Background. Tracheal resection and reconstruction is the standard treatment for postintubation stenosis. However, when the stenosis extends proximally to the subglottic larynx surgical treatment is particularly difficult. Specific surgical techniques have to be used in order to preserve the recurrent laryngeal nerves. The aim of this study is to evaluate the results obtained at our Department with laryngotracheal resection and reconstruction with the Grillo technique for postintubation stenosis.
Methods. From January 1984 to December 1997, 83 patients with tracheal and laryngotracheal lesions underwent surgical treatment. Eighteen patients had postintubation stenosis of the upper trachea and subglottic larynx and underwent single-stage laryngotracheal resection and reconstruction. Mean stenosis length was 3.5 cm (range 3-5 cm). Twelve patients underwent anterolateral laryngotracheal reconstruction, and 6 patients had a circumferential laryngotracheal reconstruction. A Montgomery suprahyoid laryngeal release was required in 4 cases.
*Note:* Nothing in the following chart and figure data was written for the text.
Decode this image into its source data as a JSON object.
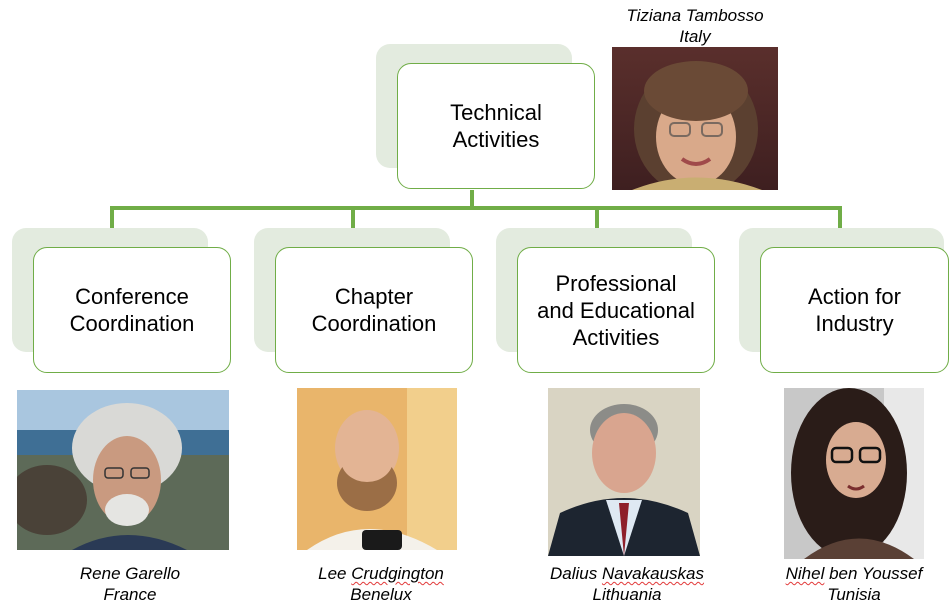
{
  "root": {
    "label": "Technical\nActivities"
  },
  "leader": {
    "name": "Tiziana Tambosso",
    "country": "Italy"
  },
  "branches": [
    {
      "label": "Conference\nCoordination",
      "name": "Rene Garello",
      "country": "France"
    },
    {
      "label": "Chapter\nCoordination",
      "name_first": "Lee",
      "name_last": "Crudgington",
      "country": "Benelux"
    },
    {
      "label": "Professional\nand Educational\nActivities",
      "name_first": "Dalius",
      "name_last": "Navakauskas",
      "country": "Lithuania"
    },
    {
      "label": "Action for\nIndustry",
      "name_first": "Nihel",
      "name_last": "ben Youssef",
      "country": "Tunisia"
    }
  ],
  "colors": {
    "accent": "#70ad47",
    "shadow": "#e3ebdf"
  }
}
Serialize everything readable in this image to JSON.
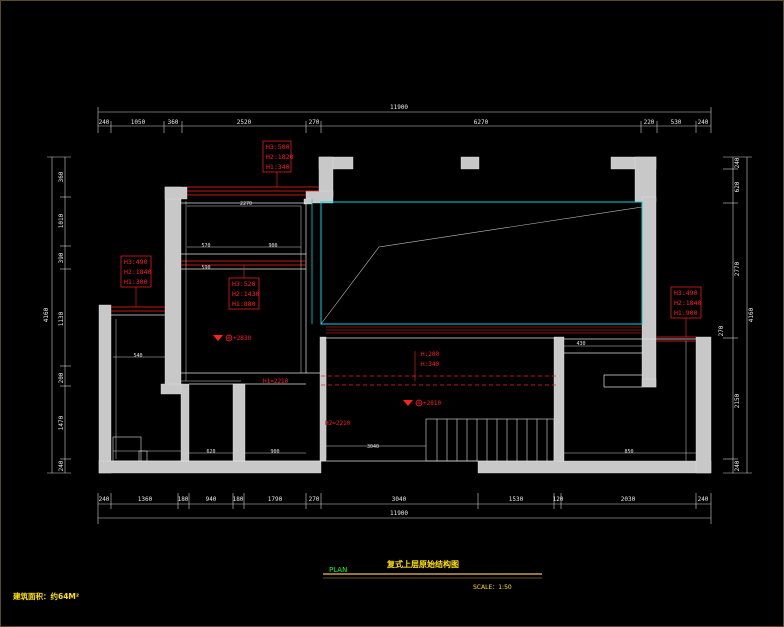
{
  "drawing": {
    "title": "复式上层原始结构图",
    "plan_label": "PLAN",
    "scale_label": "SCALE：1:50",
    "area_label": "建筑面积：约64M²"
  },
  "top_dims": {
    "overall": "11900",
    "segments": [
      "240",
      "1050",
      "360",
      "2520",
      "270",
      "6270",
      "220",
      "530",
      "240"
    ]
  },
  "bottom_dims": {
    "overall": "11900",
    "segments": [
      "240",
      "1360",
      "180",
      "940",
      "180",
      "1790",
      "270",
      "3040",
      "1530",
      "120",
      "2030",
      "240"
    ]
  },
  "left_dims": {
    "overall": "4160",
    "segments": [
      "360",
      "1010",
      "390",
      "1130",
      "200",
      "1470",
      "240"
    ]
  },
  "right_dims": {
    "overall_a": "2770",
    "overall_b": "4160",
    "segments": [
      "240",
      "620",
      "270",
      "2150",
      "240"
    ]
  },
  "height_tags": [
    {
      "h3": "H3:500",
      "h2": "H2:1820",
      "h1": "H1:340"
    },
    {
      "h3": "H3:490",
      "h2": "H2:1840",
      "h1": "H1:300"
    },
    {
      "h3": "H3:520",
      "h2": "H2:1430",
      "h1": "H1:880"
    },
    {
      "h3": "H3:490",
      "h2": "H2:1840",
      "h1": "H1:900"
    }
  ],
  "level_marks": {
    "upper": "+2830",
    "lower": "+2810",
    "room_h": "H:200",
    "room_h1": "H:340"
  },
  "beam_labels": {
    "b1": "H1=2210",
    "b2": "H2=2210"
  },
  "inner_dims": {
    "d1": "2270",
    "d2": "570",
    "d3": "900",
    "d4": "590",
    "d5": "3040",
    "d6": "430",
    "d7": "850",
    "d8": "540",
    "d9": "620",
    "d10": "900"
  },
  "colors": {
    "wall": "#c8c8c8",
    "dimension": "#e8e8e8",
    "tag": "#ff2020",
    "void": "#00d8e0",
    "title": "#ffe000",
    "plan": "#00ff40",
    "frame": "#5a4a2a"
  }
}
Results. There was no surgical mortality. Surgical results were excellent or good in 17 cases and satisfactory in one case. No recurrence of stenosis has been observed.
Conclusions. Cricoid cartilage involvement in postintubation stenosis should not be considered a contraindication to surgical treatment. However, laryngotracheal resection and reconstruction is technically difficult and should be performed only in selected cases.